Sunday, within 50 miles of Phoenix, Boston and Seattle, print shops will be ramping up equipment that will put Super Bowl XLIX memorabilia on the streets within hours. (If some enterprising individual hasn’t arranged for footballs and air-pressure gauges to be branded yet, you heard the idea here first.)
Here’s how super-JIT works: both teams have developed their winning logos and designs already. By Saturday, a limited number of t-shirts and hats will have been printed and then stored in Phoenix. Either the Seahawks or the Patriots will be sporting Super Bowl XLIX Champion gear right after the game.
Just as the clock ticks down to the final seconds of the fourth quarter, memorabilia production will begin in the areas around Boston, Seattle and Phoenix.
The supply chain works like this: All official gear is trademarked, so the NFL and the teams already have a bunch of preferred vendors around the globe. (The Red Sox have at least one major t-shirt vendor in the Far East.) Because of shipping constraints, the preferred vendors and/or the trademark holders subcontract out to local vendors in Boston and Seattle if needed. Once the go-ahead is given, printing shops will churn out merchandise and transport it to local distribution centers. In turn, the distributors will deliver the merchandise to retailers, which include newspaper and magazine kiosks, grocery stores, sporting goods stores, pro shops and the like. It will probably be available online within minutes.
Invariably, however, there are overages. Whichever team does not prevail will have some existing inventory of printed gear. Most of these organizations donate these goods to charities.
The electronics industry will be well represented during the game. All of the jumbo-trons, scoreboards, advertising signs and their ilk contain reams of LEDs, processors, drivers, sensors, connectors and wireless components. There are also lots of audio companies, precision timing gear manufacturers, camera makers and digital media represented. All in all it’s a field day for manufacturing.
In the interest of full disclosure, I moved to the Boston area from upstate New York in the early 1980s. Since 2000, I’ve had nine opportunities to write JIT manufacturing articles associated with Boston-area sporting events.
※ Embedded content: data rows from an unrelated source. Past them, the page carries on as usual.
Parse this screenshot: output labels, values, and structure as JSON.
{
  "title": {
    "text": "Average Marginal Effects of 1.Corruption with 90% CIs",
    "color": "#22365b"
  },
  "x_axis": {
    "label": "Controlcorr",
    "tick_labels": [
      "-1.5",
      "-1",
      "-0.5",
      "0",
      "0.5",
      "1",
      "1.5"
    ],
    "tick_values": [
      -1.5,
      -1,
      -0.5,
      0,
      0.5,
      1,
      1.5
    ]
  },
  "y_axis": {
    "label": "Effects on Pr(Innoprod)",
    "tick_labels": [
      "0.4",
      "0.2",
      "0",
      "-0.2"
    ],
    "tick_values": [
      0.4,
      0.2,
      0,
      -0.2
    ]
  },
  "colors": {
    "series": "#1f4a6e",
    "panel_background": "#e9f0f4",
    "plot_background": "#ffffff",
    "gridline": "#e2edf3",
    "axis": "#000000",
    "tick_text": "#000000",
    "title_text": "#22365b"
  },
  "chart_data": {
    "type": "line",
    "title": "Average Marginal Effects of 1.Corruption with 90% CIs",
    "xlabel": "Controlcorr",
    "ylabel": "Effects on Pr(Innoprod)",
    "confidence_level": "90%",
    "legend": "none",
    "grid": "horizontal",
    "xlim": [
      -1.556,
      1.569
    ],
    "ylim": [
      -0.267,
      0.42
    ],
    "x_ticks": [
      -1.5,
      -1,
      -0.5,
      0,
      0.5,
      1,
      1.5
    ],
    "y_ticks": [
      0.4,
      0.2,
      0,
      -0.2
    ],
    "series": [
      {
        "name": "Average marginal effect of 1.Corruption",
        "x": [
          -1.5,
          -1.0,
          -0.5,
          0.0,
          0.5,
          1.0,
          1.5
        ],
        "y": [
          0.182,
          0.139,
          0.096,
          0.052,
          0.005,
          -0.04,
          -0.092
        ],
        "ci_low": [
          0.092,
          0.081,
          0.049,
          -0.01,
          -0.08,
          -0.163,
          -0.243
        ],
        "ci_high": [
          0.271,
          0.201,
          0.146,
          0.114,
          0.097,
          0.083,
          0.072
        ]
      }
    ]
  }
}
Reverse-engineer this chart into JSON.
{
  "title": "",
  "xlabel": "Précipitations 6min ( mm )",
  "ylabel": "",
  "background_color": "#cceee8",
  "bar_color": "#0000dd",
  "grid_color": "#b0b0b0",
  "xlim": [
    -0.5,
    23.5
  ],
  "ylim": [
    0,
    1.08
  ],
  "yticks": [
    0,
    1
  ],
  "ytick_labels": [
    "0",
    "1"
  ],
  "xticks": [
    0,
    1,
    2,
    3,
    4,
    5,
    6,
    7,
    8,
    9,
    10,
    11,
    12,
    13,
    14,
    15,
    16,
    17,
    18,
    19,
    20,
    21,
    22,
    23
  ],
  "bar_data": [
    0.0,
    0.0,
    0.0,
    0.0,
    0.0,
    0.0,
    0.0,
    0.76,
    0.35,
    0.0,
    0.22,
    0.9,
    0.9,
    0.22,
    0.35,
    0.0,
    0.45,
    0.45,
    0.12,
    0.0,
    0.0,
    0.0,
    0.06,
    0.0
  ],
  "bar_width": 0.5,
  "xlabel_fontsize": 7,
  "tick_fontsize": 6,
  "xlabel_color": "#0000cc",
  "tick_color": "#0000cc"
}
In the 2000s Boston’s professional teams had arguably the most successful decade in sports history, winning 8 championships (3 by the Patriots, 3 by the Red Sox, and 1 each by the Celtics and Bruins).When the Bruins reached the 2011 Stanley Cup Finals, the city of Boston became the first city in the 21st Century to have all four of its major professional league teams win a league championship, and it is the only city ever to have championships in all four major professional leagues within a ten-year span (from the Patriots’ victory in February 2002 to the Bruins’ in June 2011). In just ten years, between February 2002 and June 2011, Boston’s teams completed what Sports Illustrated dubbed as the “Grand Slam of North American sports.”